Tonight I tried a Zoomba class. I paid $6 to stand in the back of a gym and try to keep up with the dance teacher doing dance moves my body never could , would or will ever be able to do. Ultimately, I paid $6 to stand there keeping my knees bent and moving my arms looking like Julia Dreyfus dancing on Seinfeld. I got home a little annoyed because I did not feel like I got true workout and already the lactic acid was forming in my muscles. I immediately asked the kids to brush their teeth and go to bed. My son, Gavin (7) instead comes into the bathroom and proceeds to picks up and examine my recent purchase of a toothbrush "POD". This "POD" is supposed to house the toothbrush head and emit vapors inside the Pod that kill any bacteria on the bristles for 3 whole months. Gavin wanted to know how it worked but I did not feel like explaining the whole thing. I gave him an abbreviated explanation and in addition told him the brush had to be rinsed off before each use to get the vapors off. I had hoped his quest for information would stop there.
Girl! You know it didn't!
"Well what happens if you don't rinse the brush off?" My immediate response "you might get a birth defect or something, just brush your teeth so we can get in bed." I knew this was the wrong response but hoped the squawk box of questions would just stop!

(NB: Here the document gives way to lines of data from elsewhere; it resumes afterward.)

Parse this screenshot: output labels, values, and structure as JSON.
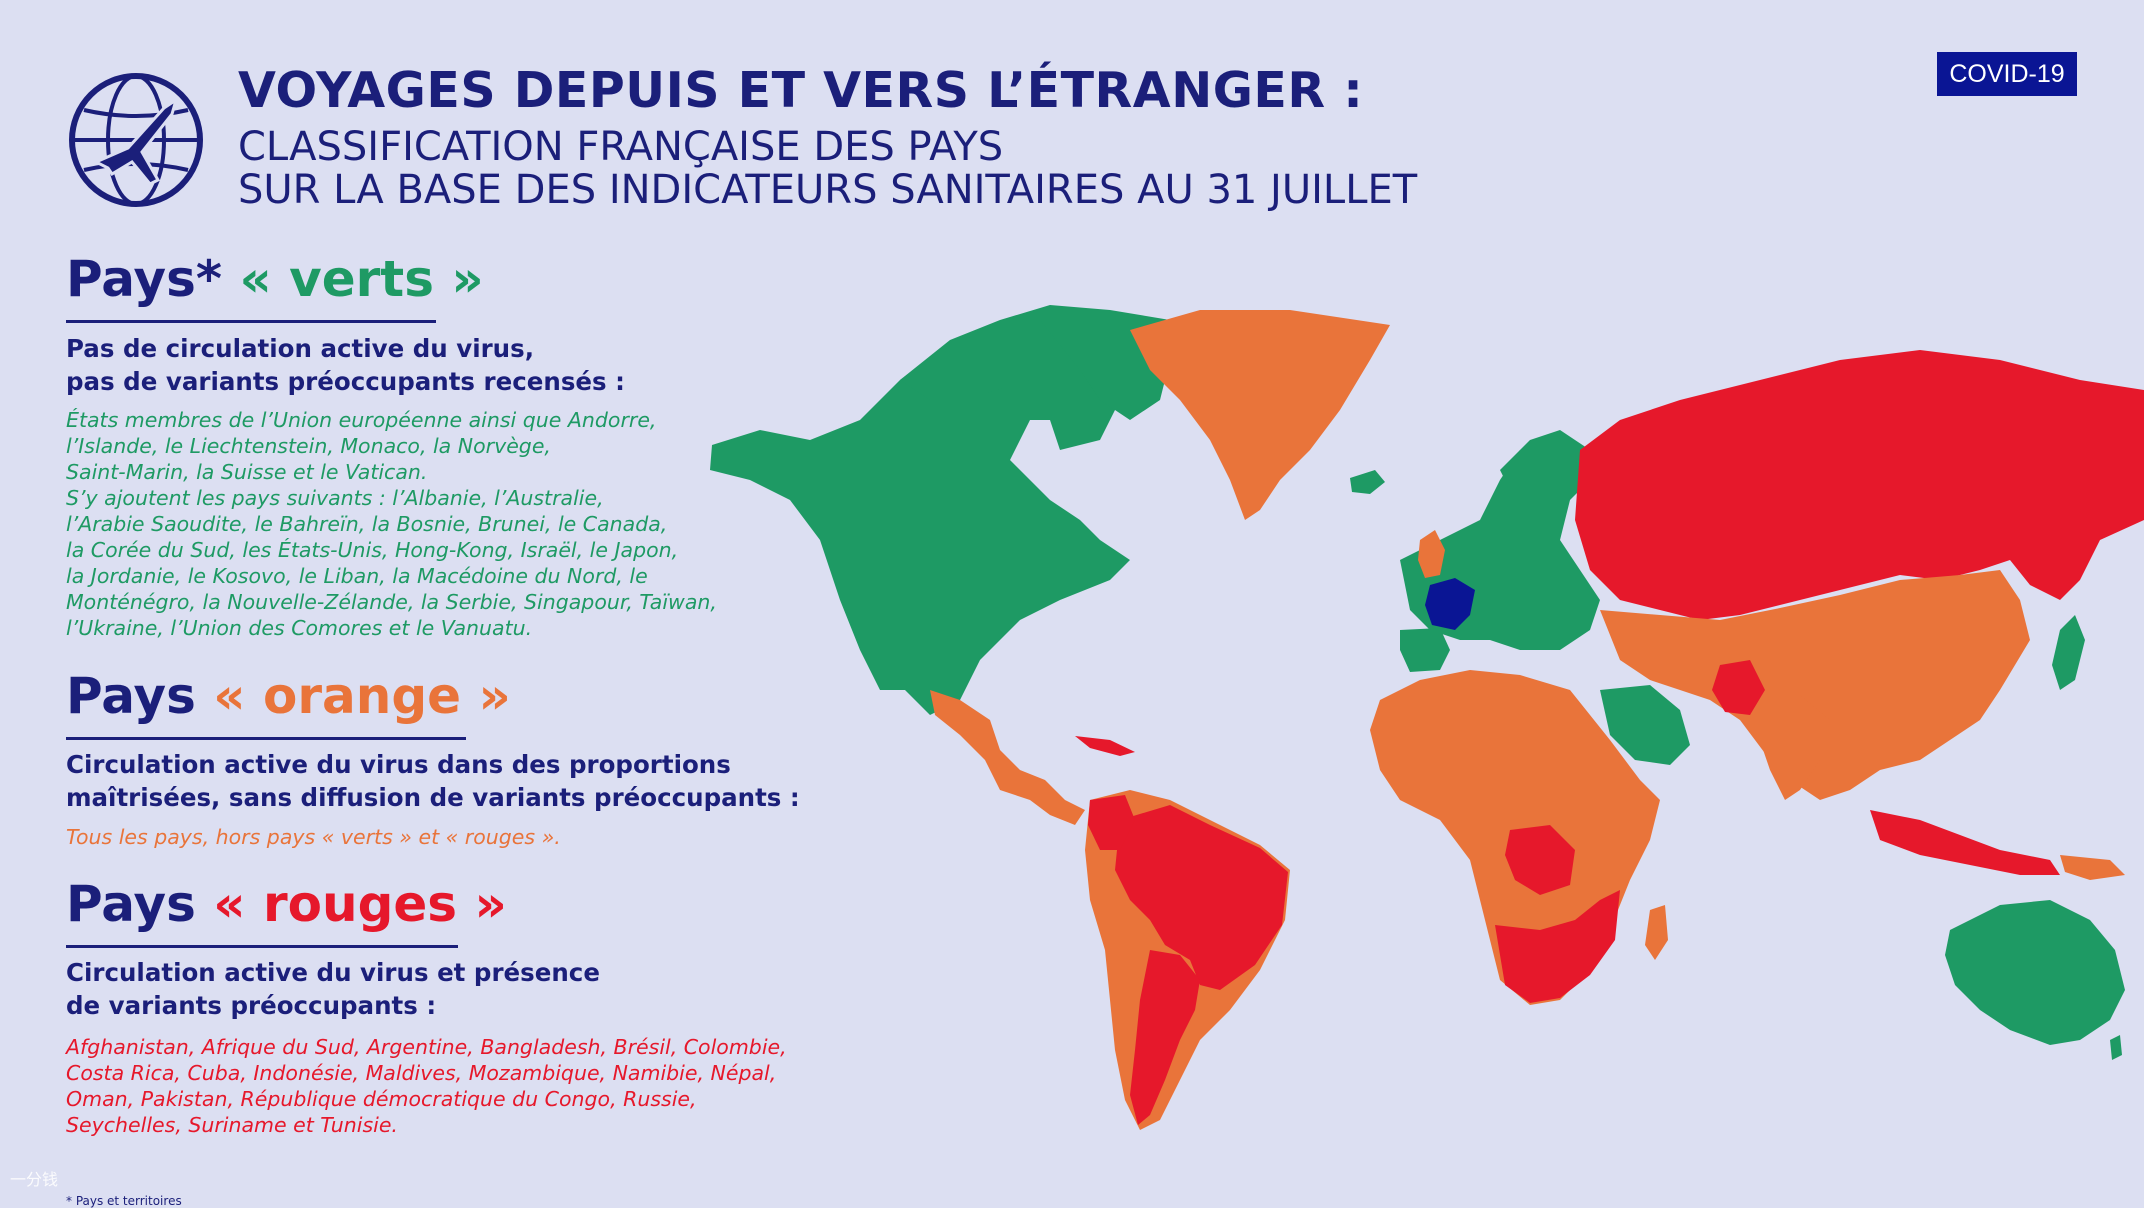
{
  "header": {
    "title": "VOYAGES DEPUIS ET VERS L’ÉTRANGER :",
    "subtitle_line1": "CLASSIFICATION FRANÇAISE DES PAYS",
    "subtitle_line2": "SUR LA BASE DES INDICATEURS SANITAIRES AU 31 JUILLET",
    "badge": "COVID-19",
    "logo_icon": "globe-airplane-icon"
  },
  "colors": {
    "background": "#dcdff2",
    "navy": "#1b1f7a",
    "green": "#1e9a64",
    "orange": "#e9743a",
    "red": "#e6182b",
    "france": "#0a1594"
  },
  "sections": {
    "green": {
      "prefix": "Pays*",
      "label": "« verts »",
      "lead_line1": "Pas de circulation active du virus,",
      "lead_line2": "pas de variants préoccupants recensés :",
      "list": [
        "États membres de l’Union européenne ainsi que Andorre,",
        "l’Islande, le Liechtenstein, Monaco, la Norvège,",
        "Saint-Marin, la Suisse et le Vatican.",
        "S’y ajoutent les pays suivants : l’Albanie, l’Australie,",
        "l’Arabie Saoudite, le Bahreïn, la Bosnie, Brunei, le Canada,",
        "la Corée du Sud, les États-Unis, Hong-Kong, Israël, le Japon,",
        "la Jordanie, le Kosovo, le Liban, la Macédoine du Nord, le",
        "Monténégro, la Nouvelle-Zélande, la Serbie, Singapour, Taïwan,",
        "l’Ukraine, l’Union des Comores et le Vanuatu."
      ]
    },
    "orange": {
      "prefix": "Pays",
      "label": "« orange »",
      "lead_line1": "Circulation active du virus dans des proportions",
      "lead_line2": "maîtrisées, sans diffusion de variants préoccupants :",
      "list": [
        "Tous les pays, hors pays « verts » et « rouges »."
      ]
    },
    "red": {
      "prefix": "Pays",
      "label": "« rouges »",
      "lead_line1": "Circulation active du virus et présence",
      "lead_line2": "de variants préoccupants :",
      "list": [
        "Afghanistan, Afrique du Sud, Argentine, Bangladesh, Brésil, Colombie,",
        "Costa Rica, Cuba, Indonésie, Maldives, Mozambique, Namibie, Népal,",
        "Oman, Pakistan, République démocratique du Congo, Russie,",
        "Seychelles, Suriname et Tunisie."
      ]
    }
  },
  "footnote": "* Pays et territoires",
  "watermark": "一分钱",
  "map_regions": [
    {
      "name": "North America",
      "category": "green"
    },
    {
      "name": "Greenland",
      "category": "orange"
    },
    {
      "name": "Mexico & Central America",
      "category": "orange"
    },
    {
      "name": "Cuba",
      "category": "red"
    },
    {
      "name": "South America",
      "category": "orange"
    },
    {
      "name": "Brazil & Colombia",
      "category": "red"
    },
    {
      "name": "Argentina",
      "category": "red"
    },
    {
      "name": "Europe",
      "category": "green"
    },
    {
      "name": "United Kingdom",
      "category": "orange"
    },
    {
      "name": "France",
      "category": "france"
    },
    {
      "name": "Russia",
      "category": "red"
    },
    {
      "name": "Africa",
      "category": "orange"
    },
    {
      "name": "DR Congo",
      "category": "red"
    },
    {
      "name": "Southern Africa",
      "category": "red"
    },
    {
      "name": "Saudi Arabia",
      "category": "green"
    },
    {
      "name": "Central & East Asia",
      "category": "orange"
    },
    {
      "name": "Pakistan",
      "category": "red"
    },
    {
      "name": "Japan & Korea",
      "category": "green"
    },
    {
      "name": "Indonesia",
      "category": "red"
    },
    {
      "name": "Australia",
      "category": "green"
    }
  ]
}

My older and wiser son Sammy(11) walks in. Gavin kindly reviews the rules for using the "POD" with special emphasis on rinsing the toothbrush prior to each use. Gavin admires Sammy so much, he could not bear it if anything ever happened to his "awesome, big brother" so Gavin gave Sam every vital piece of information. Sammy of course asked "Why does it matter that I rinse the bristles?"
Here we go again!
Gavin's response: (Of course this is said with a Gavin Lisp) "Well if you don't, you might grow another head or something."
As I chuckled to myself and thought: Huh! I wonder where he got that idea!